Esta abordagem do modelo civilizatório busca ir além do economicismo ao considerar não
apenas as relações de produção, mas também a cultura e a política como partes integrantes do
sistema social. Logo, é importante de compreender não apenas as estruturas materiais, mas
também os aspectos simbólicos e imaginários que moldam uma civilização.” (p. 103).

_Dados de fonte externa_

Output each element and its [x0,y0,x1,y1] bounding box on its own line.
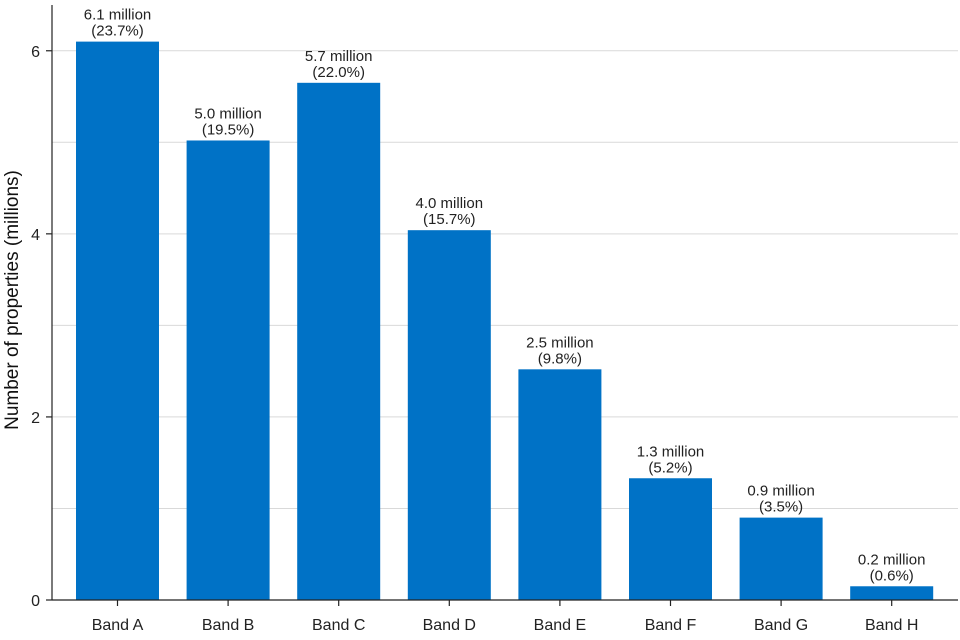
y-tick-label: 2 [31,410,40,427]
bar-value-label: 1.3 million [637,443,705,460]
bar-percent-label: (0.6%) [870,567,914,584]
bar[interactable] [186,140,270,600]
bar-percent-label: (5.2%) [648,459,692,476]
x-tick-label: Band D [423,617,476,634]
bar-percent-label: (3.5%) [759,499,803,516]
y-axis-label: Number of properties (millions) [2,170,23,430]
bar[interactable] [518,369,602,600]
x-tick-label: Band H [865,617,918,634]
x-tick-label: Band C [312,617,365,634]
bar[interactable] [407,230,491,600]
x-tick-label: Band F [645,617,697,634]
y-tick-label: 6 [31,44,40,61]
bar-value-label: 5.0 million [194,105,262,122]
x-tick-label: Band E [534,617,586,634]
bar-percent-label: (19.5%) [202,121,255,138]
bar-value-label: 0.2 million [858,551,926,568]
y-tick-label: 0 [31,593,40,610]
y-tick-label: 4 [31,227,40,244]
bar-value-label: 2.5 million [526,334,594,351]
x-tick-label: Band B [202,617,254,634]
bar[interactable] [297,82,381,601]
bar-value-label: 6.1 million [84,7,152,24]
bar-value-label: 0.9 million [747,483,815,500]
bar[interactable] [76,41,159,601]
bar-percent-label: (23.7%) [91,23,144,40]
bar[interactable] [850,586,934,600]
bars-group [76,41,934,601]
data-labels-group: 6.1 million(23.7%) 5.0 million(19.5%) 5.7 … [84,7,926,585]
x-tick-label: Band A [92,617,144,634]
bar-value-label: 4.0 million [416,195,484,212]
bar-percent-label: (15.7%) [423,211,476,228]
x-axis: Band A Band B Band C Band D Band E Band F Band… [52,599,958,634]
bar-value-label: 5.7 million [305,48,373,65]
bar[interactable] [629,478,712,600]
bar[interactable] [739,517,823,600]
y-axis: 0 2 4 6 [31,5,53,610]
bar-percent-label: (9.8%) [538,350,582,367]
bar-percent-label: (22.0%) [312,64,365,81]
x-tick-label: Band G [754,617,808,634]
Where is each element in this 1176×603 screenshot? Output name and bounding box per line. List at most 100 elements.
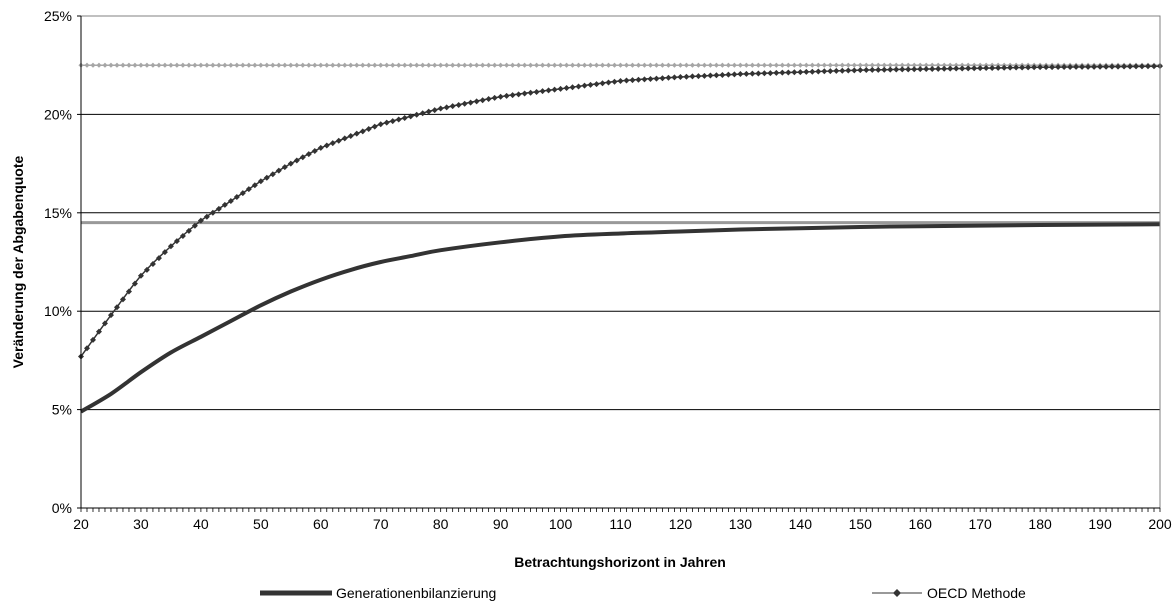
oecd-methode-marker [587, 81, 594, 88]
oecd-methode-marker [155, 255, 162, 262]
oecd-methode-marker [1049, 64, 1056, 71]
grid-layer [81, 15, 1160, 411]
oecd-methode-marker [491, 94, 498, 101]
oecd-methode-marker [713, 72, 720, 79]
oecd-methode-marker [263, 174, 270, 181]
reference-upper-marker [444, 62, 450, 68]
reference-upper-marker [515, 62, 522, 68]
oecd-methode-marker [947, 65, 954, 72]
oecd-methode-marker [683, 73, 690, 80]
oecd-methode-marker [383, 119, 390, 126]
oecd-methode-marker [197, 217, 204, 224]
reference-upper-marker [737, 62, 743, 68]
reference-upper-marker [108, 62, 114, 68]
reference-upper-marker [480, 62, 486, 68]
oecd-methode-marker [695, 73, 702, 80]
reference-upper-marker [893, 62, 899, 68]
reference-upper-marker [947, 62, 953, 68]
oecd-methode-marker [329, 140, 336, 147]
reference-upper-marker [372, 62, 378, 68]
reference-upper-marker [234, 62, 240, 68]
oecd-methode-marker [965, 65, 972, 72]
x-tick-label: 140 [789, 516, 813, 532]
reference-upper-marker [923, 62, 929, 68]
reference-upper-marker [527, 62, 534, 68]
ticks-layer: 0% 5% 10% 15% 20% 25% 20 30 40 50 60 70 80 90 100 110 12… [44, 8, 1172, 532]
x-axis-title: Betrachtungshorizont in Jahren [514, 554, 726, 570]
oecd-methode-marker [599, 80, 606, 87]
oecd-methode-marker [485, 96, 492, 103]
y-tick-label: 5% [52, 402, 72, 418]
oecd-methode-marker [629, 77, 636, 84]
oecd-methode-marker [239, 190, 246, 197]
oecd-methode-marker [389, 118, 396, 125]
oecd-methode-marker [353, 130, 360, 137]
reference-upper-marker [587, 62, 594, 68]
reference-upper-marker [132, 62, 138, 68]
x-tick-label: 40 [193, 516, 209, 532]
oecd-methode-marker [401, 114, 408, 121]
oecd-methode-marker [905, 66, 912, 73]
oecd-methode-marker [707, 72, 714, 79]
reference-upper-marker [791, 62, 797, 68]
reference-upper-marker [210, 62, 216, 68]
oecd-methode-marker [989, 64, 996, 71]
oecd-methode-marker [503, 92, 510, 99]
oecd-methode-marker [107, 312, 114, 319]
reference-upper-marker [725, 62, 731, 68]
oecd-methode-marker [311, 148, 318, 155]
oecd-methode-marker [323, 142, 330, 149]
reference-upper-marker [851, 62, 857, 68]
reference-upper-marker [474, 62, 480, 68]
oecd-methode-marker [1103, 63, 1110, 70]
reference-upper-marker [324, 62, 330, 68]
reference-upper-marker [869, 62, 875, 68]
reference-upper-marker [408, 62, 414, 68]
oecd-methode-marker [1115, 63, 1122, 70]
reference-upper-marker [731, 62, 737, 68]
reference-upper-marker [839, 62, 845, 68]
oecd-methode-marker [473, 98, 480, 105]
oecd-methode-marker [257, 178, 264, 185]
reference-upper-marker [318, 62, 324, 68]
legend: Generationenbilanzierung OECD Methode [260, 585, 1026, 601]
oecd-methode-marker [1145, 63, 1152, 70]
reference-upper-marker [761, 62, 767, 68]
oecd-methode-marker [971, 65, 978, 72]
reference-upper-marker [468, 62, 474, 68]
reference-upper-marker [120, 62, 126, 68]
oecd-methode-marker [1025, 64, 1032, 71]
legend-label-oecd-methode: OECD Methode [927, 585, 1026, 601]
oecd-methode-marker [977, 65, 984, 72]
oecd-methode-marker [125, 288, 132, 295]
x-tick-label: 120 [669, 516, 693, 532]
reference-upper-marker [749, 62, 755, 68]
reference-upper-marker [204, 62, 210, 68]
reference-upper-marker [84, 62, 90, 68]
oecd-methode-marker [881, 66, 888, 73]
oecd-methode-marker [149, 260, 156, 267]
series-oecd-methode [78, 63, 1163, 360]
reference-upper-marker [354, 62, 360, 68]
reference-upper-marker [707, 62, 714, 68]
oecd-methode-marker [959, 65, 966, 72]
oecd-methode-marker [929, 65, 936, 72]
reference-upper-marker [162, 62, 168, 68]
oecd-methode-marker [407, 113, 414, 120]
oecd-methode-marker [497, 93, 504, 100]
reference-upper-marker [432, 62, 438, 68]
oecd-methode-marker [461, 100, 468, 107]
reference-upper-marker [695, 62, 702, 68]
reference-upper-marker [366, 62, 372, 68]
oecd-methode-marker [821, 68, 828, 75]
reference-upper-marker [917, 62, 923, 68]
oecd-methode-marker [941, 65, 948, 72]
reference-upper-marker [300, 62, 306, 68]
oecd-methode-marker [101, 320, 108, 327]
x-tick-label: 60 [313, 516, 329, 532]
reference-upper-marker [557, 62, 564, 68]
reference-upper-marker [492, 62, 498, 68]
reference-upper-marker [857, 62, 863, 68]
reference-upper-marker [941, 62, 947, 68]
reference-upper-marker [510, 62, 516, 68]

“Durante a segunda seção, o texto também aborda diferentes perspectivas ideológicas sobre o
desenvolvimento econômico e social, criticando tanto o pensamento marxista quanto às teorias
convencionais do desenvolvimento. Inicialmente, menciona-se a falha dos analistas de
esquerda, incluindo os marxistas, em prever um horizonte material e técnico distinto do
capitalismo ocidental, como evidenciado pelas teorias de Rosa Luxemburgo e Lênin sobre a
industrialização na periferia como consequência da exportação de capitais dos países centrais.
5
Em seguida, critica-se a posição de Andrew Gunder Frank, representante da ala marxista da
"Teoria da Dependência", que não rompe totalmente com a visão positiva das forças produtivas
do capitalismo.” (p. 103-105).

“A autonomia (fundamental para uma reconceituação do desenvolvimento) é definida como o


poder de uma coletividade se reger por leis próprias, sendo considerada a base do
desenvolvimento como processo de auto-instituição da sociedade rumo a mais liberdade e
menos desigualdade. Uma sociedade autônoma é capaz de gerir livremente seu território e
recursos, promovendo uma identidade cultural e acesso igualitário a esses recursos. Por fim, o
território revela-se como base do poder e da autonomia; pois, mesmo em uma sociedade
autônoma, o poder não é concebível sem territorialidade. A materialidade do território é
fundamento econômico e cultural de um grupo, sendo importante a descentralização espacial e
a superação da divisão entre trabalho manual e intelectual.” (p. 105-108).

“É necessário redefinir o conceito de desenvolvimento em um contexto globalizado, onde a


cultura e a economia são dominadas por grandes empresas, enquanto a liberdade e a autonomia
são desafiadas. Para isso, deve-se compreender os limites da liberdade e da justiça social em
uma sociedade heterônoma, e propor alternativas sem concessões ao status quo. O autor enfatiza
que mesmo pequenas lutas sociais podem desencadear mudanças significativas a longo prazo,
contribuindo para o avanço da consciência crítica. O exemplo das favelas do Rio de Janeiro
ilustra como a territorialização pelo tráfico de drogas reduz a autonomia das comunidades,
evidenciando a importância do controle sobre o espaço vivido para a transformação social.” (p.
109-111).

“A título de conclusão, o capítulo aborda a importância de repensar o conceito de território,


ampliando-o além das fronteiras do Estado-Nação. Destaca-se a ideia de que o poder não se
limita ao Estado nem à violência, e, da mesma forma, o território não se restringe apenas ao
território político. O controle e a gestão territoriais são fundamentais para a organização social,
sendo essenciais para o desenvolvimento e a busca por uma maior justiça social. A autonomia
na gestão do território é vista como uma condição indispensável para uma gestão socialmente
justa dos recursos contidos nele. O texto também ressalta a importância de abordar o controle
territorial não apenas em termos de poder heterônomo, mas também em termos de autonomia,
fugindo do padrão convencional de abordagem.”(p. 111-113).